Vous devriez vous demander comment ces groupes ont pu se développer à l’échelle mondiale, notamment en Europe, grâce à la solvabilisation de la demande permise par le système français. Mais vous ne vous posez pas la question ; vous n’aurez donc pas la réponse !…
Mme la présidente. La parole est à Mme Émilienne Poumirol, pour explication de vote.
Mme Émilienne Poumirol. J’insiste sur l’importance de l’amendement n° 1584 rectifié ter, qui – Bernard Jomier l’a souligné – concerne non seulement les Ehpad, mais aussi d’autres structures.
Dans le rapport Pour un contrôle des crèches au service de la qualité de l’accueil des enfants, que nous avons remis au mois de mars 2025, Olivier Henno, Laurence Muller-Bronn et moi-même avons mis en lumière les difficultés pour les services concernés d’assurer un suivi et un contrôle des grands groupes du secteur de la petite enfance.

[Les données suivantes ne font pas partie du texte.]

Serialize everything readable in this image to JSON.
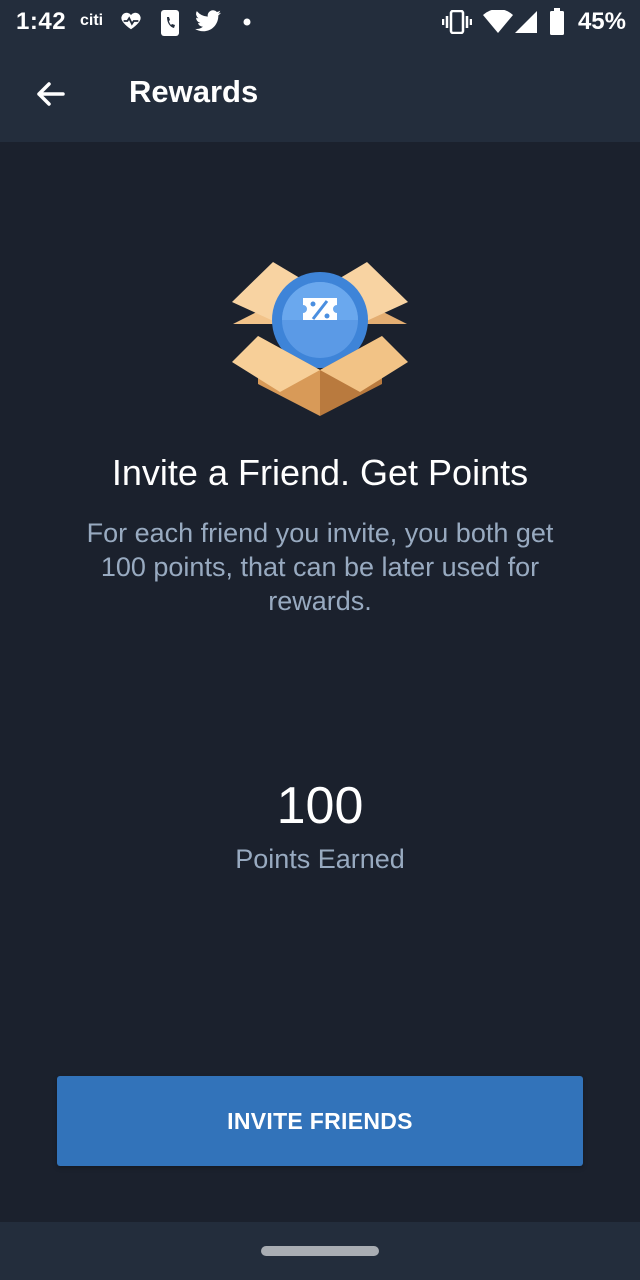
{
  "status_bar": {
    "time": "1:42",
    "carrier_label": "citi",
    "battery_percent": "45%",
    "icons": [
      "citi-icon",
      "heart-rate-icon",
      "phone-icon",
      "twitter-icon",
      "dot-icon",
      "vibrate-icon",
      "wifi-icon",
      "signal-icon",
      "battery-icon"
    ]
  },
  "app_bar": {
    "title": "Rewards",
    "back_icon": "arrow-left-icon"
  },
  "promo": {
    "illustration_icon": "gift-box-coupon-icon",
    "headline": "Invite a Friend. Get Points",
    "description": "For each friend you invite, you both get 100 points, that can be later used for rewards."
  },
  "points": {
    "value": "100",
    "label": "Points Earned"
  },
  "actions": {
    "invite_label": "INVITE FRIENDS"
  },
  "colors": {
    "background": "#1b212d",
    "app_bar": "#232d3c",
    "primary_button": "#3273ba",
    "secondary_text": "#98aac0"
  }
}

Ils sont plusieurs – je ne donnerai pas de nom – à avoir multiplié en dix ans les microcrèches sur notre territoire et à en tirer des bénéfices substantiels. Quiconque a une expérience de la gestion de structures publiques sait bien que le secteur de la petite enfance ne permet pas de réaliser des bénéfices. Et pourtant, eux y parviennent ! Et ils y parviennent d’autant plus qu’ils utilisent de l’argent public, celui de la sécurité sociale et, plus précisément, dans le cas des crèches, celui des CAF, les caisses d’allocations familiales. Or les établissements dont je parle ne sont ni contrôlés ni évalués.
Nous avons évidemment préconisé un renforcement des contrôles ; nous souhaitons notamment que la Cour des comptes puisse contrôler les crèches comme elle le fait pour les Ehpad.

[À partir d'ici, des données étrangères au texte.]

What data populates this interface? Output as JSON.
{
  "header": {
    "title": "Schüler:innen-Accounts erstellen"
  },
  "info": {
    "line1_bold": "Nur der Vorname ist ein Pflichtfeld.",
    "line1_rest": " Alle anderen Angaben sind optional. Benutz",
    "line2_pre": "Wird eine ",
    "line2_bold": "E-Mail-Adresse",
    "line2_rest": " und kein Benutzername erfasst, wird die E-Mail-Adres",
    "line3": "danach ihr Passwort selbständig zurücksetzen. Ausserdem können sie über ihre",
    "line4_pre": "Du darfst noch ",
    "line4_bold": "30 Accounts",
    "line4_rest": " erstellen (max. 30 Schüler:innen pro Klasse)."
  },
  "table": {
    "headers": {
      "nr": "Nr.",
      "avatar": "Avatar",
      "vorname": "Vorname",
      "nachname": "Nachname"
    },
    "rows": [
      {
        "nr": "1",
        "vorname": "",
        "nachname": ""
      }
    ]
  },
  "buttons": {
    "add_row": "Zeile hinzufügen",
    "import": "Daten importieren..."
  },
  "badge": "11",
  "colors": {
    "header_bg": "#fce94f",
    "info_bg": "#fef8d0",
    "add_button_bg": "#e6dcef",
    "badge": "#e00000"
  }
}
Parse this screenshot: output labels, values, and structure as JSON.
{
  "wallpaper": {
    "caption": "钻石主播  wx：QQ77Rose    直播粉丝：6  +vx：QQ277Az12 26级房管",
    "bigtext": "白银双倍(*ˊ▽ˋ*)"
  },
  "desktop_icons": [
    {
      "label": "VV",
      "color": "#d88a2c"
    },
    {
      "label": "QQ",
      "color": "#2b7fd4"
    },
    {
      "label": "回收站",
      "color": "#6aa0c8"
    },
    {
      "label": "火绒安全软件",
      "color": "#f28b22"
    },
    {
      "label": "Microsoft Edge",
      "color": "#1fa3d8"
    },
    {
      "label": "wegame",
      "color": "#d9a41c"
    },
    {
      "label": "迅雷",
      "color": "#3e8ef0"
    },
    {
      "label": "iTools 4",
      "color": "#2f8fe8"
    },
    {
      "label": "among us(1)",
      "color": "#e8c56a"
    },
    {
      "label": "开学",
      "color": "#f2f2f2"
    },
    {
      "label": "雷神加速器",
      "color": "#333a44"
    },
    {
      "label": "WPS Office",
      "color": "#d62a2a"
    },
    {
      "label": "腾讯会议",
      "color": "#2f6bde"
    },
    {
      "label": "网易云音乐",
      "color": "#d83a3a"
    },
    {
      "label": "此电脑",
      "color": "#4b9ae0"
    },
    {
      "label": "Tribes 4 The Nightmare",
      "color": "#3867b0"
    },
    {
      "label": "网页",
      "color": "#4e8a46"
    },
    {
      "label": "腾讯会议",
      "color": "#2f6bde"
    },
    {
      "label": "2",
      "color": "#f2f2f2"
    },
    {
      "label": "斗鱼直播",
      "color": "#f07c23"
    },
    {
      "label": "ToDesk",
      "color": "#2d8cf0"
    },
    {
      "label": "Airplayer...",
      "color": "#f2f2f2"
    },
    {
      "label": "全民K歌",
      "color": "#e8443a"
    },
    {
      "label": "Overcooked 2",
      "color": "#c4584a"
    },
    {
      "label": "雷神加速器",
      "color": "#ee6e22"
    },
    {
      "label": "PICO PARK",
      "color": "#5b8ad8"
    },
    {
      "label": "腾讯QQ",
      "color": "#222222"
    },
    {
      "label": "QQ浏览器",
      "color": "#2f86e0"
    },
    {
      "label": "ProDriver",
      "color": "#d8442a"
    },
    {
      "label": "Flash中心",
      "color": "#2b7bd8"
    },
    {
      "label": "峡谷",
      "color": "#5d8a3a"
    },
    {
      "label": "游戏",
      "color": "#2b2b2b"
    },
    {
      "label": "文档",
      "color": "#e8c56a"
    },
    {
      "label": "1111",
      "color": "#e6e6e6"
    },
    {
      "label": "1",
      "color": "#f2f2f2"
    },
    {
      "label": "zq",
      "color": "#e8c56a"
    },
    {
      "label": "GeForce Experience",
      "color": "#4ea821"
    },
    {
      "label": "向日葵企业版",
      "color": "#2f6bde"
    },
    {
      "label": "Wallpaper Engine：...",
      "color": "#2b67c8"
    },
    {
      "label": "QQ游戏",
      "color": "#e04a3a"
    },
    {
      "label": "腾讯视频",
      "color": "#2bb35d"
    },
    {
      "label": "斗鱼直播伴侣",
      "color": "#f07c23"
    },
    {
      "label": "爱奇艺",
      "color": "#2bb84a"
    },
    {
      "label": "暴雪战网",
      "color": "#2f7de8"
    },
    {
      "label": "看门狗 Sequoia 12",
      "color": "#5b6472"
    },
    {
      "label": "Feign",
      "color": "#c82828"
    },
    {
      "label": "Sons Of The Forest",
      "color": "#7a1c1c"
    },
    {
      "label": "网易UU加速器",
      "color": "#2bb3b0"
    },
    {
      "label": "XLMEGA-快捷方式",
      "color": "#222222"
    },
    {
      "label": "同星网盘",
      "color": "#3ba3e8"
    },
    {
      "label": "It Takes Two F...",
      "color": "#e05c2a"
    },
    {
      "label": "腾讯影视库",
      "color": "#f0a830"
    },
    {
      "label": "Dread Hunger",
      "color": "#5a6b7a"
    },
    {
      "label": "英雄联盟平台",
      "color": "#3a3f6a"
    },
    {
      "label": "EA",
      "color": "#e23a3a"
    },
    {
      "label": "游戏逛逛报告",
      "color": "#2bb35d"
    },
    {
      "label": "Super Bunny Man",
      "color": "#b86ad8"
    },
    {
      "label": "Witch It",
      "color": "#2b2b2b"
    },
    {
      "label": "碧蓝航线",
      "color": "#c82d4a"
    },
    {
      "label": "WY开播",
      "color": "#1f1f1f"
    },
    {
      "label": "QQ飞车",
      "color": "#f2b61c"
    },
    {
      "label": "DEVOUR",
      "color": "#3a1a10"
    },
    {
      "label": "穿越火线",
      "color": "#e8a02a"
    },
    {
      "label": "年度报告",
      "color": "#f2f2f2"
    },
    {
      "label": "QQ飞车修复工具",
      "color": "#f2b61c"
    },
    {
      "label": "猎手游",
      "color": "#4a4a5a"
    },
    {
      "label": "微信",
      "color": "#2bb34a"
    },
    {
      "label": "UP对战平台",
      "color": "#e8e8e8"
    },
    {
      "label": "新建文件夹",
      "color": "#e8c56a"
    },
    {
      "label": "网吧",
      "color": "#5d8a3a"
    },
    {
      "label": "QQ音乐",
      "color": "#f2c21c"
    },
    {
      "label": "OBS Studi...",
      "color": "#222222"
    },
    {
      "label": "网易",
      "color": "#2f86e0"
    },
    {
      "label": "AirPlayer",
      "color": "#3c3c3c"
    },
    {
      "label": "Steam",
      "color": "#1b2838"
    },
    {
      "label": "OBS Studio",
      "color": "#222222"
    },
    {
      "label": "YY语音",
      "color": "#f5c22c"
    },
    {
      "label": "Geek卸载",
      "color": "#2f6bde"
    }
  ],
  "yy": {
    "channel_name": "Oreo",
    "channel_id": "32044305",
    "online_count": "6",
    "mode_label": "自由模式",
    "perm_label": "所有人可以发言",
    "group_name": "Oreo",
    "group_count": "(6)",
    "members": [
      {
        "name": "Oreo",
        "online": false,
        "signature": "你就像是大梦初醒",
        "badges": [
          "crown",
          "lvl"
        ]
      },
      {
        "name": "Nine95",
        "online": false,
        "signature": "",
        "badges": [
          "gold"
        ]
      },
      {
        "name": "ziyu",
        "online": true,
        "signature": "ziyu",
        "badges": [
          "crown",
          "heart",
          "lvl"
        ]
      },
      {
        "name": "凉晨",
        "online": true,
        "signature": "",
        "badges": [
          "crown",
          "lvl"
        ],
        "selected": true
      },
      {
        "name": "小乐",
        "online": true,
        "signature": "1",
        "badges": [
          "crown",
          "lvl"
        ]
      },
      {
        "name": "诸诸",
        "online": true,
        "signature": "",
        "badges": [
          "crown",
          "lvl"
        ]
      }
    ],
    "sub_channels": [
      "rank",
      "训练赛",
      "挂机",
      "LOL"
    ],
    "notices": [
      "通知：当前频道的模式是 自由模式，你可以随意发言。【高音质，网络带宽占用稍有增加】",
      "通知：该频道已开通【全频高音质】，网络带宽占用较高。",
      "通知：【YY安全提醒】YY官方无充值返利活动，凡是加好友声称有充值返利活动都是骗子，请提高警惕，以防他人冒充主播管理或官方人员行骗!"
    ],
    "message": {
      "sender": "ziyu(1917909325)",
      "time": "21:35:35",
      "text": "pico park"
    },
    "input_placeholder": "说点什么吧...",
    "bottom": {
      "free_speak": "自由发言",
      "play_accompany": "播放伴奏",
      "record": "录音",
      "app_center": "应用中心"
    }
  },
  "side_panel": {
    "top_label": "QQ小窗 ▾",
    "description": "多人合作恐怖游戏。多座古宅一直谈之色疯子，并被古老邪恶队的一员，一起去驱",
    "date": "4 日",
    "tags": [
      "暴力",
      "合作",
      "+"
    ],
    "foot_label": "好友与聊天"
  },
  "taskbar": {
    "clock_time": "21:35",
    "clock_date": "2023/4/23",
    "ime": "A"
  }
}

Les grands groupes en question ont des ramifications juridiques extrêmement nombreuses, et les montages sont particulièrement complexes. Nous sommes en retard par rapport à eux : ils sont beaucoup plus inventifs et agiles que nous, et ils arrivent à détourner de l’argent public.
D’ailleurs, s’il n’y avait pas d’argent public dans l’équation, ils ne s’intéresseraient pas au secteur des personnes âgées ou à celui de la petite enfance. Mais, comme il s’agit d’argent public, ils savent qu’ils seront payés.
Il me paraît donc nécessaire de pouvoir les sanctionner en cas de fraude avérée.
À l’instar de Bernard Jomier, je pense vraiment qu’il faut demander aux structures qui n’ont pas utilisé les sommes perçues pendant la crise covid de les remettre au pot commun.
Mme la présidente. La parole est à Mme Marion Canalès, pour explication de vote.
Mme Marion Canalès. Je me souviens avoir vu la majorité sénatoriale s’opposer à un amendement que j’avais déposé après l’article 11 septies : il s’agissait de créer une nouvelle cotisation sur les dividendes des grands groupes… Un tel vecteur, arguait-on, ne serait pas efficace : la taxation n’est pas une réponse.
Mais, précisément, en l’espèce, il ne s’agit pas de mettre en place une nouvelle taxation. Nous parlons d’une proposition très concrète, et d’objectifs à la fois immédiats et essentiels.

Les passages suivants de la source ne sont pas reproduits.